British shop that aims to put young designers on top

British shop that aims to put young designers on top
Deirdre McQuillan, Fashion Editor, in London

Irish Times
Feb 16, 2005

LONDON FASHION WEEK: Yesterday morning, in the august surroundings
of the Royal Academy in Mayfair, three new young generation British
designers sponsored by Top Shop got the chance to present catwalk
shows and their professional mettle to press and buyers.

The three, Gardem Demerdjian, a Lebanese Armenian from Beirut,
Ebru Ercon, a British-born designer of Turkish descent, and Swash,
two graduates of Central St Martin’s, produced widely differing
collections for winter 2005. Each had its strengths and surprises,
but Gardem was outstanding.

His clothes, hand-dyed in earthy colours, harked back to the l8th
century, but in a modern way. Highwayman coats flared over ballerina
layers of thin and delicate tulles, nets, silks and chiffons.

Imagine Marie Antoinette in a firmly fitted black jacket, raggy skirts
and long, loose hair. Chocolate leather jodhpurs and a tight, toreador
jacket was another typical combination and accessories like crystal
studded headphones, silver jewelled belts and mitts added witty,
decorative touches.

Swash was more tricksy and playful, using marine rope to loop elements
of a skirt together or to lace up a grey wool jacket.

Leg o’mutton trousers are not the most flattering clothing items and
the Long John Silver look appeared self consciously laboured. Outsize
bucket pockets, cropped academic gowns and a pink cable-knit coat
with gold lame trousers did little to excite the imagination either.
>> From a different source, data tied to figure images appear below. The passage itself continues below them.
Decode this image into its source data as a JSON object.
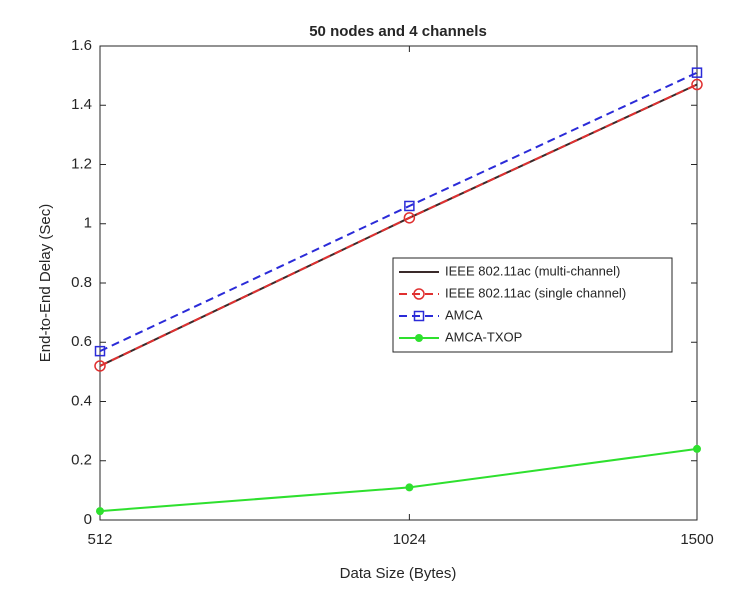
{
  "chart_data": {
    "type": "line",
    "title": "50 nodes and 4 channels",
    "x_label": "Data Size (Bytes)",
    "y_label": "End-to-End Delay (Sec)",
    "x": [
      512,
      1024,
      1500
    ],
    "xlim": [
      512,
      1500
    ],
    "xticks": [
      512,
      1024,
      1500
    ],
    "ylim": [
      0,
      1.6
    ],
    "yticks": [
      0,
      0.2,
      0.4,
      0.6,
      0.8,
      1,
      1.2,
      1.4,
      1.6
    ],
    "legend": "right",
    "series": [
      {
        "name": "IEEE 802.11ac (multi-channel)",
        "color": "#3a2a2a",
        "dashed": false,
        "marker": "none",
        "values": [
          0.52,
          1.02,
          1.47
        ]
      },
      {
        "name": "IEEE 802.11ac (single channel)",
        "color": "#e03030",
        "dashed": true,
        "marker": "circle",
        "values": [
          0.52,
          1.02,
          1.47
        ]
      },
      {
        "name": "AMCA",
        "color": "#2b2bd8",
        "dashed": true,
        "marker": "square",
        "values": [
          0.57,
          1.06,
          1.51
        ]
      },
      {
        "name": "AMCA-TXOP",
        "color": "#2ee02e",
        "dashed": false,
        "marker": "dot",
        "values": [
          0.03,
          0.11,
          0.24
        ]
      }
    ]
  }
}
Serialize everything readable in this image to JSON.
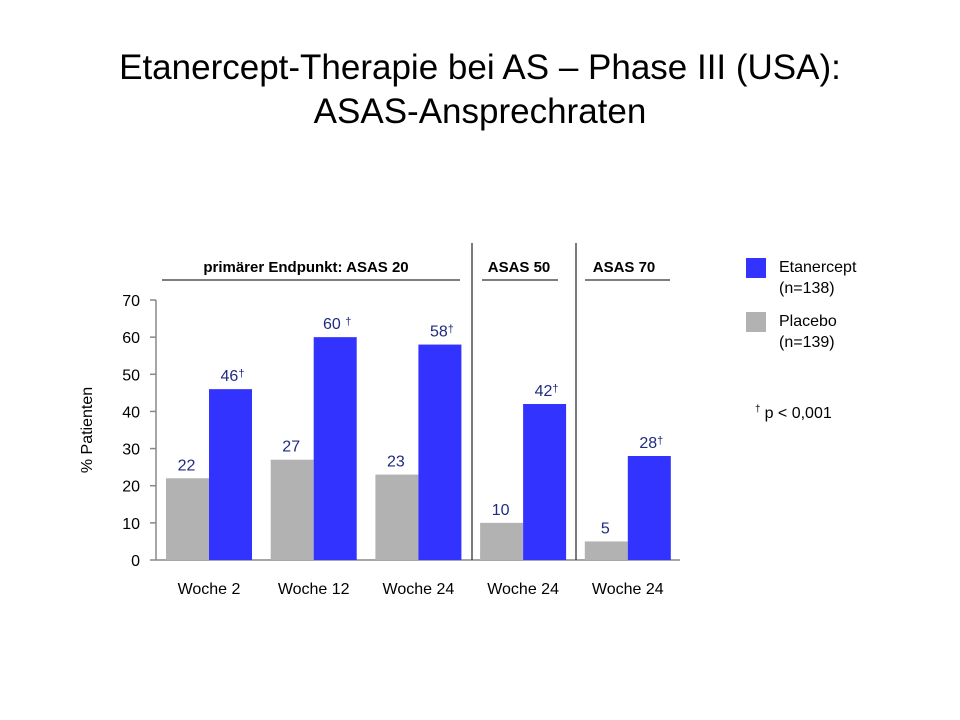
{
  "slide": {
    "title_line1": "Etanercept-Therapie bei AS – Phase III (USA):",
    "title_line2": "ASAS-Ansprechraten"
  },
  "footnote": {
    "dagger": "†",
    "text": "p < 0,001"
  },
  "chart_data": {
    "type": "bar",
    "ylabel": "% Patienten",
    "ylim": [
      0,
      70
    ],
    "yticks": [
      0,
      10,
      20,
      30,
      40,
      50,
      60,
      70
    ],
    "categories": [
      "Woche 2",
      "Woche 12",
      "Woche 24",
      "Woche 24",
      "Woche 24"
    ],
    "groups": [
      {
        "label": "primärer Endpunkt: ASAS 20",
        "categories": [
          0,
          1,
          2
        ]
      },
      {
        "label": "ASAS 50",
        "categories": [
          3
        ]
      },
      {
        "label": "ASAS 70",
        "categories": [
          4
        ]
      }
    ],
    "series": [
      {
        "name": "Placebo",
        "legend_label": "Placebo",
        "legend_n": "(n=139)",
        "color": "#b2b2b2",
        "values": [
          22,
          27,
          23,
          10,
          5
        ],
        "data_labels": [
          "22",
          "27",
          "23",
          "10",
          "5"
        ]
      },
      {
        "name": "Etanercept",
        "legend_label": "Etanercept",
        "legend_n": "(n=138)",
        "color": "#3333ff",
        "values": [
          46,
          60,
          58,
          42,
          28
        ],
        "data_labels": [
          "46†",
          "60 †",
          "58†",
          "42†",
          "28†"
        ]
      }
    ],
    "label_color": "#1f2a80",
    "grid": false,
    "legend": "right"
  }
}
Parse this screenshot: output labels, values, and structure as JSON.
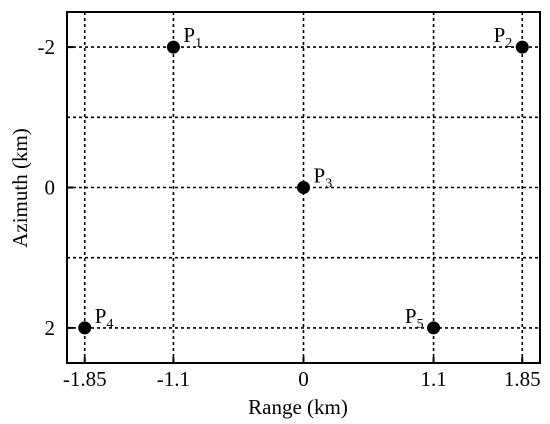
{
  "chart_data": {
    "type": "scatter",
    "title": "",
    "xlabel": "Range (km)",
    "ylabel": "Azimuth (km)",
    "xlim": [
      -2.0,
      2.0
    ],
    "ylim": [
      -2.5,
      2.5
    ],
    "y_inverted": true,
    "grid": true,
    "x_ticks": [
      {
        "value": -1.85,
        "label": "-1.85"
      },
      {
        "value": -1.1,
        "label": "-1.1"
      },
      {
        "value": 0,
        "label": "0"
      },
      {
        "value": 1.1,
        "label": "1.1"
      },
      {
        "value": 1.85,
        "label": "1.85"
      }
    ],
    "y_ticks": [
      {
        "value": -2,
        "label": "-2"
      },
      {
        "value": 0,
        "label": "0"
      },
      {
        "value": 2,
        "label": "2"
      }
    ],
    "x_grid": [
      -1.85,
      -1.1,
      0,
      1.1,
      1.85
    ],
    "y_grid": [
      -2,
      -1,
      0,
      1,
      2
    ],
    "points": [
      {
        "name": "P",
        "sub": "1",
        "x": -1.1,
        "y": -2,
        "label_side": "right"
      },
      {
        "name": "P",
        "sub": "2",
        "x": 1.85,
        "y": -2,
        "label_side": "left"
      },
      {
        "name": "P",
        "sub": "3",
        "x": 0,
        "y": 0,
        "label_side": "right"
      },
      {
        "name": "P",
        "sub": "4",
        "x": -1.85,
        "y": 2,
        "label_side": "right"
      },
      {
        "name": "P",
        "sub": "5",
        "x": 1.1,
        "y": 2,
        "label_side": "left"
      }
    ],
    "colors": {
      "marker": "#000000",
      "grid": "#000000",
      "frame": "#000000"
    }
  }
}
Ebru Ercom used robust materials like army blankets, rough hemp and
denim to fashion some artful combinations that often worked in a
folksy way like a black, empire-line pleated dress with a cutaway
white blanket bolero and white beads.

Top Shop is currently the single biggest patron of young British
designers, with an annual spend of around GBP1 million on practical,
behind-the-scenes support.

“Everybody who is successful in the industry should give something
back,” their marketing manager, Jo Farrelly, told The Irish Times
yesterday. “We would rather spend money on nurturing young talent
than on advertising.”

Valuable endorsement for Top Shop’s own design label “Unique” came
this week from the uber chic boutique, Corso Como in Italy, which is
to Milan what Colette is to Paris. It ordered the complete collection
from the British high-street chain.

Fashion retailing may be changing fast at the moment, but British
designers continue to raid the past. Jessica Ogden’s jaunty collection
of Madras cotton checks and ginghams evoked the 50s and featured
kimono tops, denim dungarees and big patchwork skirts with a certain
Gallic twist. Handiwork like embroidery and quilting mark her style,
and swing jackets added to the jaunty air of the whole collection
notable for fuller sleeves, fuller skirts and child-like smock tops.
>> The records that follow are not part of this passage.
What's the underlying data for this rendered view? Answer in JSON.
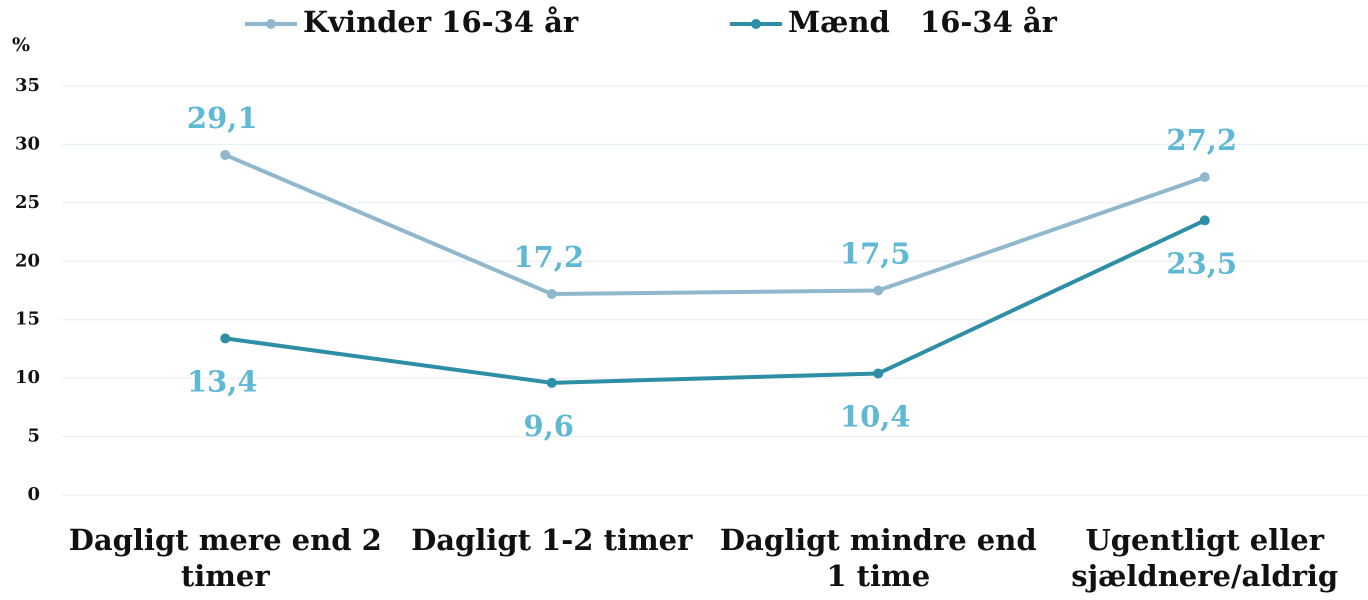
{
  "chart_data": {
    "type": "line",
    "y_label": "%",
    "categories": [
      "Dagligt mere end 2 timer",
      "Dagligt 1-2 timer",
      "Dagligt mindre end 1 time",
      "Ugentligt eller sjældnere/aldrig"
    ],
    "series": [
      {
        "name": "Kvinder 16-34 år",
        "color": "#8fb8cc",
        "values": [
          29.1,
          17.2,
          17.5,
          27.2
        ],
        "value_labels": [
          "29,1",
          "17,2",
          "17,5",
          "27,2"
        ]
      },
      {
        "name": "Mænd   16-34 år",
        "color": "#2e8ea6",
        "values": [
          13.4,
          9.6,
          10.4,
          23.5
        ],
        "value_labels": [
          "13,4",
          "9,6",
          "10,4",
          "23,5"
        ]
      }
    ],
    "label_color": "#5fb8d4",
    "ylim": [
      0,
      35
    ],
    "yticks": [
      0,
      5,
      10,
      15,
      20,
      25,
      30,
      35
    ],
    "grid": true,
    "legend": "top"
  }
}
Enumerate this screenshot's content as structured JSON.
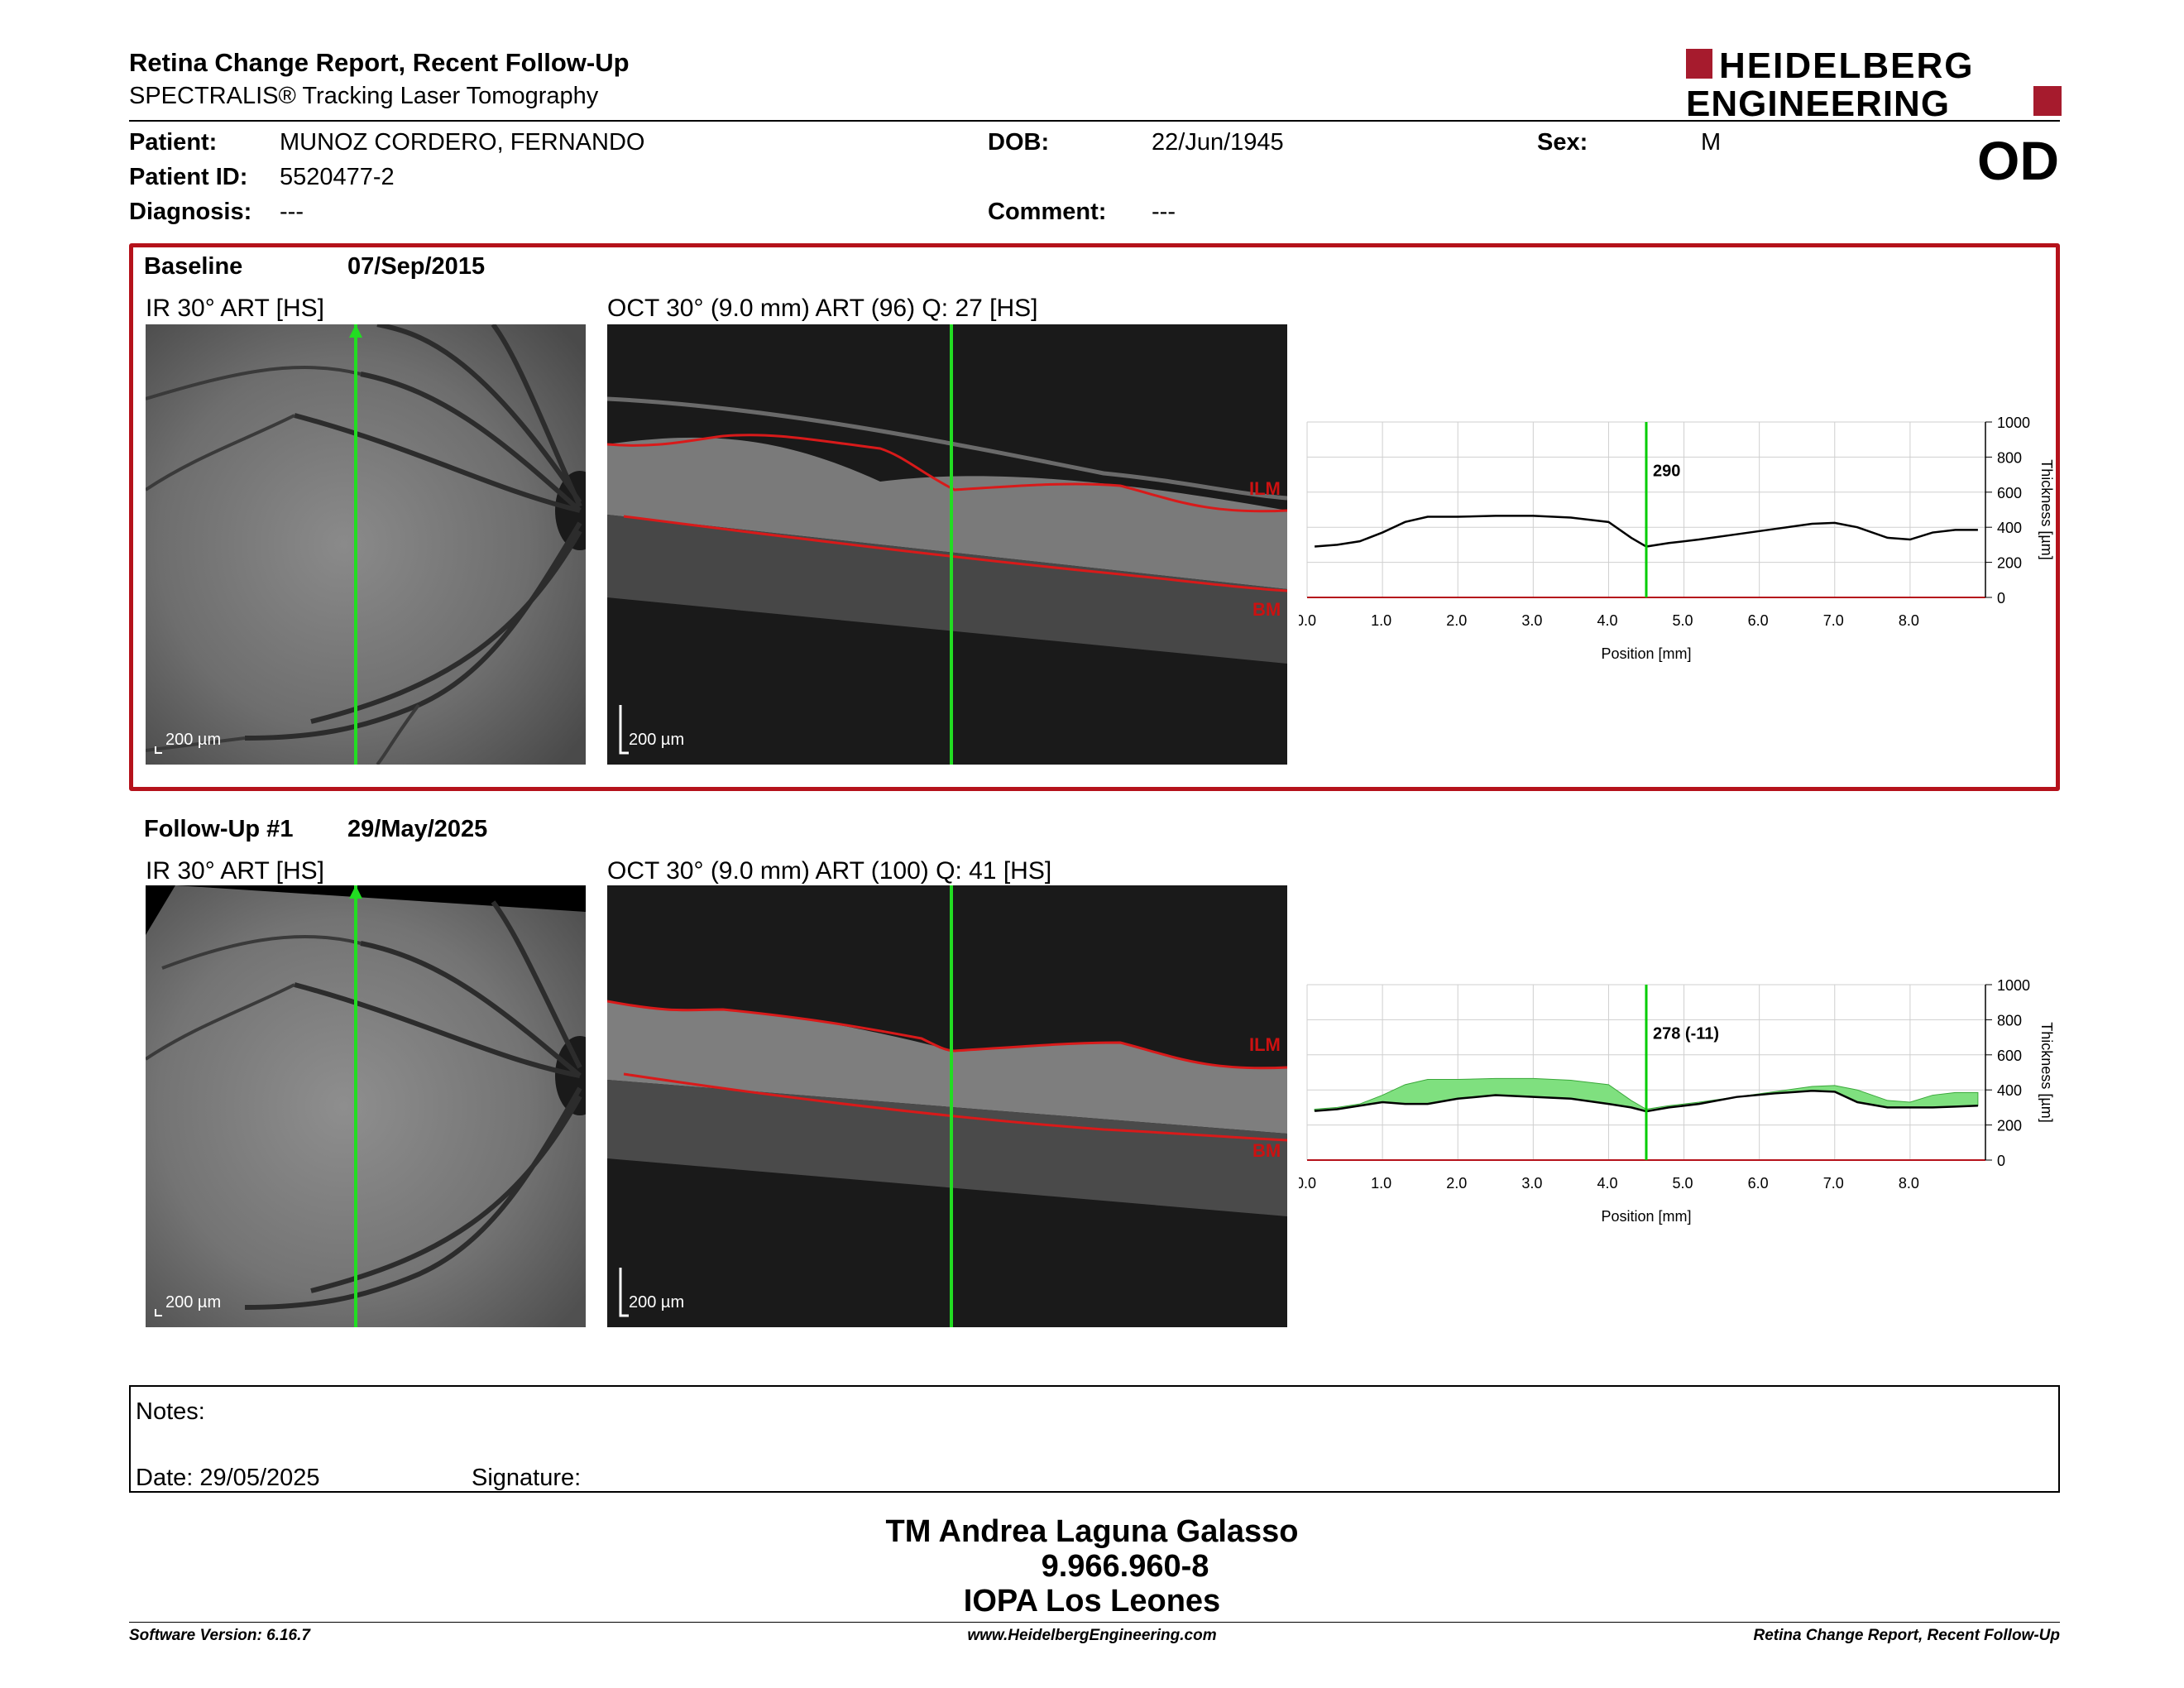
{
  "header": {
    "title": "Retina Change Report, Recent Follow-Up",
    "subtitle": "SPECTRALIS® Tracking Laser Tomography",
    "logo_line1": "HEIDELBERG",
    "logo_line2": "ENGINEERING",
    "eye": "OD"
  },
  "patient": {
    "patient_label": "Patient:",
    "patient_value": "MUNOZ CORDERO, FERNANDO",
    "id_label": "Patient ID:",
    "id_value": "5520477-2",
    "diagnosis_label": "Diagnosis:",
    "diagnosis_value": "---",
    "dob_label": "DOB:",
    "dob_value": "22/Jun/1945",
    "comment_label": "Comment:",
    "comment_value": "---",
    "sex_label": "Sex:",
    "sex_value": "M"
  },
  "baseline": {
    "label": "Baseline",
    "date": "07/Sep/2015",
    "ir_caption": "IR 30° ART [HS]",
    "oct_caption": "OCT 30° (9.0 mm) ART (96) Q: 27 [HS]",
    "scale_ir": "200 µm",
    "scale_oct": "200 µm",
    "ilm": "ILM",
    "bm": "BM"
  },
  "followup": {
    "label": "Follow-Up #1",
    "date": "29/May/2025",
    "ir_caption": "IR 30° ART [HS]",
    "oct_caption": "OCT 30° (9.0 mm) ART (100) Q: 41 [HS]",
    "scale_ir": "200 µm",
    "scale_oct": "200 µm",
    "ilm": "ILM",
    "bm": "BM"
  },
  "chart_data": [
    {
      "type": "line",
      "xlabel": "Position [mm]",
      "ylabel": "Thickness [µm]",
      "xlim": [
        0,
        9
      ],
      "ylim": [
        0,
        1000
      ],
      "x_ticks": [
        "0.0",
        "1.0",
        "2.0",
        "3.0",
        "4.0",
        "5.0",
        "6.0",
        "7.0",
        "8.0"
      ],
      "y_ticks": [
        "1000",
        "800",
        "600",
        "400",
        "200",
        "0"
      ],
      "cursor_x": 4.5,
      "cursor_label": "290",
      "series": [
        {
          "x": [
            0.1,
            0.4,
            0.7,
            1.0,
            1.3,
            1.6,
            2.0,
            2.5,
            3.0,
            3.5,
            4.0,
            4.3,
            4.5,
            4.8,
            5.2,
            5.7,
            6.2,
            6.7,
            7.0,
            7.3,
            7.7,
            8.0,
            8.3,
            8.6,
            8.9
          ],
          "values": [
            290,
            300,
            320,
            370,
            430,
            460,
            460,
            465,
            465,
            455,
            430,
            340,
            290,
            310,
            330,
            360,
            390,
            420,
            425,
            400,
            340,
            330,
            370,
            385,
            385
          ]
        }
      ],
      "color": "#000000",
      "cursor_color": "#00cc00"
    },
    {
      "type": "area",
      "xlabel": "Position [mm]",
      "ylabel": "Thickness [µm]",
      "xlim": [
        0,
        9
      ],
      "ylim": [
        0,
        1000
      ],
      "x_ticks": [
        "0.0",
        "1.0",
        "2.0",
        "3.0",
        "4.0",
        "5.0",
        "6.0",
        "7.0",
        "8.0"
      ],
      "y_ticks": [
        "1000",
        "800",
        "600",
        "400",
        "200",
        "0"
      ],
      "cursor_x": 4.5,
      "cursor_label": "278 (-11)",
      "series": [
        {
          "x": [
            0.1,
            0.4,
            0.7,
            1.0,
            1.3,
            1.6,
            2.0,
            2.5,
            3.0,
            3.5,
            4.0,
            4.3,
            4.5,
            4.8,
            5.2,
            5.7,
            6.2,
            6.7,
            7.0,
            7.3,
            7.7,
            8.0,
            8.3,
            8.6,
            8.9
          ],
          "values": [
            290,
            300,
            320,
            370,
            430,
            460,
            460,
            465,
            465,
            455,
            430,
            340,
            290,
            310,
            330,
            360,
            390,
            420,
            425,
            400,
            340,
            330,
            370,
            385,
            385
          ]
        },
        {
          "x": [
            0.1,
            0.4,
            0.7,
            1.0,
            1.3,
            1.6,
            2.0,
            2.5,
            3.0,
            3.5,
            4.0,
            4.3,
            4.5,
            4.8,
            5.2,
            5.7,
            6.2,
            6.7,
            7.0,
            7.3,
            7.7,
            8.0,
            8.3,
            8.6,
            8.9
          ],
          "values": [
            280,
            290,
            310,
            330,
            320,
            320,
            350,
            370,
            360,
            350,
            320,
            300,
            278,
            300,
            320,
            360,
            380,
            395,
            390,
            330,
            300,
            300,
            300,
            305,
            310
          ]
        }
      ],
      "color": "#000000",
      "fill_color": "#7fe07f",
      "cursor_color": "#00cc00"
    }
  ],
  "notes": {
    "notes_label": "Notes:",
    "date_label": "Date: 29/05/2025",
    "signature_label": "Signature:"
  },
  "signature": {
    "line1": "TM Andrea Laguna Galasso",
    "line2": "9.966.960-8",
    "line3": "IOPA Los Leones"
  },
  "footer": {
    "left": "Software Version: 6.16.7",
    "center": "www.HeidelbergEngineering.com",
    "right": "Retina Change Report, Recent Follow-Up"
  }
}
Betty Jackson had a reflective moment, too, with a collection, as
polished as ever, that harked back to the 70s and hippy chic with
sequined dresses, embroidered Afghan coats and cowboy boots.

But whether it was a neat cigar leather belted coat over narrow
trousers or a flared check jacket over a full skirt, her sense of
colour and proportion was as sharp and as chic as ever.